Lower Court Decisions
The motion judge denied leave, concluding that there was no reasonable possibility that the investor could establish that either the instability or rockslide resulted in a “different position, course or direction” for the issuer defendant’s business, operations or capital and therefore did not constitute a “change” within the meaning of the Act. In the motion judge’s view, pit-wall instability and rockslides were inherent risks in open-pit mining and did not affect the company’s overall viability.
The Court of Appeal for Ontario overturned the decision, holding that the motion judge adopted an unduly narrow understanding of “change.” Endorsing existing Supreme Court of Canada jurisprudence in Danier Leather and Theratechnologies, the Court of Appeal held that the material change analysis involves a two-stage inquiry: (1) whether there has been a change in the issuer’s business, operations or capital, assessed without regard to magnitude; and (2) whether any such change is material based on a reasonable investor standard.
Supreme Court of Canada Decision
Justice Jamal, writing for eight members of the Supreme Court of Canada, upheld the Court of Appeal’s decision and dismissed the appeal, affirming the above-noted two-stage inquiry and its proper application to the record on leave. The Majority made the following key observations and findings:
Applying its articulation of the two-stage inquiry and test for leave, the majority found that the above-noted incident’s operational impacts, even if temporary and arising in a high-risk mining environment, were sufficient to plausibly constitute a change in the issuer defendant’s operations under the first stage. As no party disputed that materiality could plausibly be shown at trial, the second stage of the “material change” test had also been established, and leave had been properly granted.

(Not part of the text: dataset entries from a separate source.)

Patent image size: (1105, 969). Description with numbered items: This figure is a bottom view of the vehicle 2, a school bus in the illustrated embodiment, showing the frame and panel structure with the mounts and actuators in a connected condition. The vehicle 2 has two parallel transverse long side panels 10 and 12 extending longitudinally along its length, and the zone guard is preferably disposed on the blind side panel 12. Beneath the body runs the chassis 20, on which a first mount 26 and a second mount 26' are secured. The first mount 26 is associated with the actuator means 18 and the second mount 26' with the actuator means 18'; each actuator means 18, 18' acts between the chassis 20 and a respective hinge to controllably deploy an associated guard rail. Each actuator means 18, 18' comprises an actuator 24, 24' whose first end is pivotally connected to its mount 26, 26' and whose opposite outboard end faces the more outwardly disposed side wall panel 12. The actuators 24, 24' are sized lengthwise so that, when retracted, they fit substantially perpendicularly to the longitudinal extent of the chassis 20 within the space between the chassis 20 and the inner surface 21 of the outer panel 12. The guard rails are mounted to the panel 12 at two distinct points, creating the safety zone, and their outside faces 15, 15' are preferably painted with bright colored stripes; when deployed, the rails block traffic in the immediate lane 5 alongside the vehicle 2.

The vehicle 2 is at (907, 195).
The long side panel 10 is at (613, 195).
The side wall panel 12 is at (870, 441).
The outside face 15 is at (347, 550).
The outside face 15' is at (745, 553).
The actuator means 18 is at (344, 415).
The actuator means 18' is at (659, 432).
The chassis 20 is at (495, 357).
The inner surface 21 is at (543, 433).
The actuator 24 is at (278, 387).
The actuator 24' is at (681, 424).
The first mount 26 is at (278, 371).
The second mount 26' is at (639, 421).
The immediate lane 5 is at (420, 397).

In dissent, Justice Côté would have allowed the appeal, finding that only core or high-level changes in a company’s business, operations or capital can qualify as “changes.” In her view, the majority’s interpretation blurred the distinction between material facts and material changes and expanded reporting issuers’ disclosure obligations too far.
Conclusion
The Supreme Court has confirmed the continued application of the established two-stage framework for assessing material changes under the Act and its analogous provincial counterparts, declining to endorse a narrow or precise interpretation of “material change.” The Court has also clarified the evidentiary and analytical requirements at the leave stage.
Issuers should consider this guidance carefully when assessing their disclosure obligations. In particular, the broad, contextual approach endorsed by the Court underscores the importance of exercising caution in material change determinations and grounding those assessments in the specific facts and circumstances of a given event. The decision will also inform the approach issuers take to defending statutory secondary market claims alleging a failure to make timely disclosure.